Since this is happening randomly (probably to the HDD which is spinning up first!?) the device identifier is not reliable.
1677811465266.png

Proxmox: 7.3-6
Kernel: Linux pvetmy1 5.15.85-1-pve #1 SMP PVE 5.15.85-1 (2023-02-01T00:00Z) x86_64 GNU/Linux

How can I fix this behavior?
How can I ensure the HDD is getting the correct device id, and not the device if of the USB bay?

Thank you.
 
  • Like
Reactions: Slyer_CH
Hi,

I found the issue.
It seems that the udev tool ata_id is randomly failing:
Code:
sdi: /usr/lib/udev/rules.d/60-persistent-storage.rules:60 Importing properties from results of 'ata_id --export /dev/sdi'
sdi: Starting 'ata_id --export /dev/sdi'
Successfully forked off '(spawn)' as PID 1164637.
sdi: Process 'ata_id --export /dev/sdi' failed with exit code 2.

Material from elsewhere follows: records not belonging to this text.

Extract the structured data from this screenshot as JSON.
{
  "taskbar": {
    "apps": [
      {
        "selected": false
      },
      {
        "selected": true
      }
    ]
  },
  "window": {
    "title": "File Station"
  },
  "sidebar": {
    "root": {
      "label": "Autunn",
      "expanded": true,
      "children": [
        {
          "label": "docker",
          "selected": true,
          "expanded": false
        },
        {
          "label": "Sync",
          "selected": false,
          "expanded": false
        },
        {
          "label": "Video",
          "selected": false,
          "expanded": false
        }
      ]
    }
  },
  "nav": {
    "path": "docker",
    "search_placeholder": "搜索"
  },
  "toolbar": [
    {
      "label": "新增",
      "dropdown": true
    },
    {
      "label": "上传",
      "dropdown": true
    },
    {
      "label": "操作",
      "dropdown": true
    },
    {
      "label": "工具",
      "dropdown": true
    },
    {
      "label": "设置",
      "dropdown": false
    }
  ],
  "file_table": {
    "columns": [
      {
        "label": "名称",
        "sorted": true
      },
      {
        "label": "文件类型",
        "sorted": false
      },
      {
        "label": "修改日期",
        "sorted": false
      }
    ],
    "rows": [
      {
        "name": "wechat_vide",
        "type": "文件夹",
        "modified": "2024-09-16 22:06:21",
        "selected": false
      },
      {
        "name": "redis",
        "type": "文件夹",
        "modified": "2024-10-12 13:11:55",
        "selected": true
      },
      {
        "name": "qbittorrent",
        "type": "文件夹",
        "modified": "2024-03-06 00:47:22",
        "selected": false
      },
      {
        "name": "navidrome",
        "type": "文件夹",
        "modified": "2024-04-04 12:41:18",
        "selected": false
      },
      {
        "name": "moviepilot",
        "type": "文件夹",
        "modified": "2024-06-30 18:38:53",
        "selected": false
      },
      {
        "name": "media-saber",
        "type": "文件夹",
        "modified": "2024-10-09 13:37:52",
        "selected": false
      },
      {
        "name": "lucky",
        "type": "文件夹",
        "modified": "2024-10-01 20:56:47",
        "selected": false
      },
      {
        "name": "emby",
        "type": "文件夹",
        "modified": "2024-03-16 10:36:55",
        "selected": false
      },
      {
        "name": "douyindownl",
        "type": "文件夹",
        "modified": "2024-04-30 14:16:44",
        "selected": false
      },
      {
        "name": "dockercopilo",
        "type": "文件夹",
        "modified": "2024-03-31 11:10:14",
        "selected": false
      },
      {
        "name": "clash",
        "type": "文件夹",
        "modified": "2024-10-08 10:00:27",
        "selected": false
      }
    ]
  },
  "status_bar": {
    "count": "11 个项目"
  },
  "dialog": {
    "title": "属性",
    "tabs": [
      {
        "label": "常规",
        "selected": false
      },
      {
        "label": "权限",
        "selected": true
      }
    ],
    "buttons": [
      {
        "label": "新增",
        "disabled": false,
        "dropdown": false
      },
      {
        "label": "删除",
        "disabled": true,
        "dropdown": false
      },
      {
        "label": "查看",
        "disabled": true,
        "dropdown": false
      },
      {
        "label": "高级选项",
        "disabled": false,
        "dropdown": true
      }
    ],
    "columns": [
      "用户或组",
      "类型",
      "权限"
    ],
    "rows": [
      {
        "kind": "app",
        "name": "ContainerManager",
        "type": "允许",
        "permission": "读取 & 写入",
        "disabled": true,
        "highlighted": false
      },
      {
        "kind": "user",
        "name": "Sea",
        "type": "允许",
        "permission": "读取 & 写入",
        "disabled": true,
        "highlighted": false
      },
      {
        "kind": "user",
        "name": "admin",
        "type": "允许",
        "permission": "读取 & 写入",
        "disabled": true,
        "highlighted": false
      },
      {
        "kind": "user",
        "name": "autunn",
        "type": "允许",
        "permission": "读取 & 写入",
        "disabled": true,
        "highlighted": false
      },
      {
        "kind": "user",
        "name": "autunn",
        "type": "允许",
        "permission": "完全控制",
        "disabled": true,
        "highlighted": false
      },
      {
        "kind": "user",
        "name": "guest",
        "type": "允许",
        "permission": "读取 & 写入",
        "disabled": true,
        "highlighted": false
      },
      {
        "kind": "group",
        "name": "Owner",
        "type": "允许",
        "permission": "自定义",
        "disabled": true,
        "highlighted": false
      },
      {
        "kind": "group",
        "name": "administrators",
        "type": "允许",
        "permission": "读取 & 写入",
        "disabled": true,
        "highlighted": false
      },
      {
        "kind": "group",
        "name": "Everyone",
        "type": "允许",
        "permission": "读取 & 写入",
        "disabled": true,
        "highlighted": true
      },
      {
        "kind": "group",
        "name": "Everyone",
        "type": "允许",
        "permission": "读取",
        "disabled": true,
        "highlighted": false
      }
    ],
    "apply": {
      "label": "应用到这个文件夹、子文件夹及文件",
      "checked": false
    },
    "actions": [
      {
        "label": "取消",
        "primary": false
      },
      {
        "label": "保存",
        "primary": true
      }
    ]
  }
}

This causes udev to take the id of the USB-SCSI converter.
I tried to add a loop to the udev command, but strangely it is also sometimes running without output and error code 0 if it is started by udev. (doesn't happen if I run it manually after the device is already connected)
So running it in a loop until it is not failing was also not helping.
So the only solution is to sleep at the beginning and then run it in a loop.
This seems to work, so it seems that the exit code 0 is just happening sometimes after ata_id is executed to early.

My current solution is to add a new rule files with the id 59, which is executing the following batch script:
Code:
#!/bin/bash

DevPath=$1

sleep 3
while : ; do
  /lib/udev/ata_id --export $DevPath
  if [ $? = 0 ]; then
    break
  fi
  echo "# extra round"
  sleep 1
done